Nobody outside any such inquiry can necessarily step into the middle of one and understand the territory. The barriers separating those thises from thats hold more substance than might ever be so easily penetrated. The way through inevitably involves going through, with few shortcuts allowed. In any authentic inquiry, no reader can simply flip through to the final pages to determine who done it. Who done it never proves to have been the point of the mystery. The unraveling, essentially blind but deeply caring, better portrays the purpose; the doing more than the have already done. Such inquiry might require a rather stronger stomach, for its enduring naivety must become evident to everybody involved, even, eventually, to the author himself. However, most readers will have already concluded the obvious by the time the author catches on.
The result might necessarily be a distinction without distinction. Everything is everything insufficiently describes every thing, yet it might most honestly embody the actual wisdom surrounding any individual thing. This distinction seems useless in daily practice, except as an underlying understanding of the significant, indeed, overwhelming ambiguity unavoidably encompassing us. Perhaps only our ignorance prevents us from disappearing into a great surrounding singularity. We're called to play along just as if that self-sameness didn't exist, but of course, it does, or always seems to and probably always has. Age reveals only one truth, and that begrudgingly. The distinctions which always seemed so damned essential and vital never were. They existed for the purpose of creating surface tension so certain dramas could emerge. These would become stories that could stand in for learning and experience, which might propel anyone through and eventually into some singularity wisdom if an individual proved fortunate and persistent.

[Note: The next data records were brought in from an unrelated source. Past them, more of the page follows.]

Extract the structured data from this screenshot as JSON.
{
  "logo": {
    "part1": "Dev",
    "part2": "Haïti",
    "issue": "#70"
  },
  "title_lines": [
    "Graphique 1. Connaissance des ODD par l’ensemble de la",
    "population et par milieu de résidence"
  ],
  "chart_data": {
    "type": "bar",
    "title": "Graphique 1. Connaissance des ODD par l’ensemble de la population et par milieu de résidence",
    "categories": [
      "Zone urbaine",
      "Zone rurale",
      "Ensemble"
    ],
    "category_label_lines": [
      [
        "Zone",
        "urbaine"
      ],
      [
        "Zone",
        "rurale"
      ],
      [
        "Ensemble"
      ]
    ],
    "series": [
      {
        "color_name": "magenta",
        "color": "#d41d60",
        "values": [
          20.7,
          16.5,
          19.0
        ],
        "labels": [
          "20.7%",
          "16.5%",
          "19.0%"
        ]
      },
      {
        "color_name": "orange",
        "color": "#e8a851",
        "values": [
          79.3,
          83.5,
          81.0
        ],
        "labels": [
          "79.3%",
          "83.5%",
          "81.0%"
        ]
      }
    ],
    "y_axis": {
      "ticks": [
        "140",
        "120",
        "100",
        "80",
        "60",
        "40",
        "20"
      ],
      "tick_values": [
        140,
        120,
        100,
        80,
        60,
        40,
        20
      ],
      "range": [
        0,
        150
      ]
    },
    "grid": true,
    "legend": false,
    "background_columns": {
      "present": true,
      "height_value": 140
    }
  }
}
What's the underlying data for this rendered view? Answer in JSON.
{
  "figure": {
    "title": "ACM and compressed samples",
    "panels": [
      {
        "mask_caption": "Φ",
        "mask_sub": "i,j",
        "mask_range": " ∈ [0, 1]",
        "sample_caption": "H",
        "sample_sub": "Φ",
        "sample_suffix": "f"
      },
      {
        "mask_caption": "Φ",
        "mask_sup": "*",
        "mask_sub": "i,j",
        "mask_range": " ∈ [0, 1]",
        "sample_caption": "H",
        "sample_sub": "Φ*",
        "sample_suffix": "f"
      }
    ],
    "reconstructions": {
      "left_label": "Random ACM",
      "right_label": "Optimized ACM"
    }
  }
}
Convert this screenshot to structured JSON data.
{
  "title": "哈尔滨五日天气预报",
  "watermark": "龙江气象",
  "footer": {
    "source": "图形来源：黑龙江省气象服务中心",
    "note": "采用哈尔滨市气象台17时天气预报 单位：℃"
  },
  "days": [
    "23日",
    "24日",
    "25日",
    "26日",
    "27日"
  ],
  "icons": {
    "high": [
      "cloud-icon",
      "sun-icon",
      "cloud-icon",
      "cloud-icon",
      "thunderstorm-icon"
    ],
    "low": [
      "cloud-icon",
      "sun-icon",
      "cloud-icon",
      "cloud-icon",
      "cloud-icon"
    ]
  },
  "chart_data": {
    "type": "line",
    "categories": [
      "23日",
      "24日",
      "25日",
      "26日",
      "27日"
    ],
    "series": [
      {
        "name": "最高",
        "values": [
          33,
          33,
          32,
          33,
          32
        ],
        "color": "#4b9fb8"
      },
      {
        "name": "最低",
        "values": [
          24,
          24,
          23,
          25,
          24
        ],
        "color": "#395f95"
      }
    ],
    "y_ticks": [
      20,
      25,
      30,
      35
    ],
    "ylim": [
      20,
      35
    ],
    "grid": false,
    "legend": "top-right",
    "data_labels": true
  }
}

The fact that I've come to see Success in everything I look at might be thought of as either a kind of poisoning or a sort of wisdom. I see Success embodied now even within the most obvious failures. Each distinction seems only to amplify this sameness. I suspect that every thing might possess this unique Chimera-like property, that they each share much more than they don't, if only by analogy. These stories could continue ad infinitum and might well continue so. I swear that I—or anybody, really— could compose a fresh Success story every morning for eternity without ever once needing to repeat a theme or running out of perspectives. This assertion suggests that Success might also qualify as an infinite, though I admit that I'm projecting here. Even dedicating my life to such a ridiculous pursuit would prove nothing; such is the way with any infinite. Perhaps this very inquiry was never intended to finally survey the boundaries around Success but to expand them such that Success, always one of the more highfalutin concepts, might come to inhabit the space of us mere mortals, the infinite. Like this eroding season's weather, if you're dissatisfied with the Success you've got, wait a minute and see what's served up next.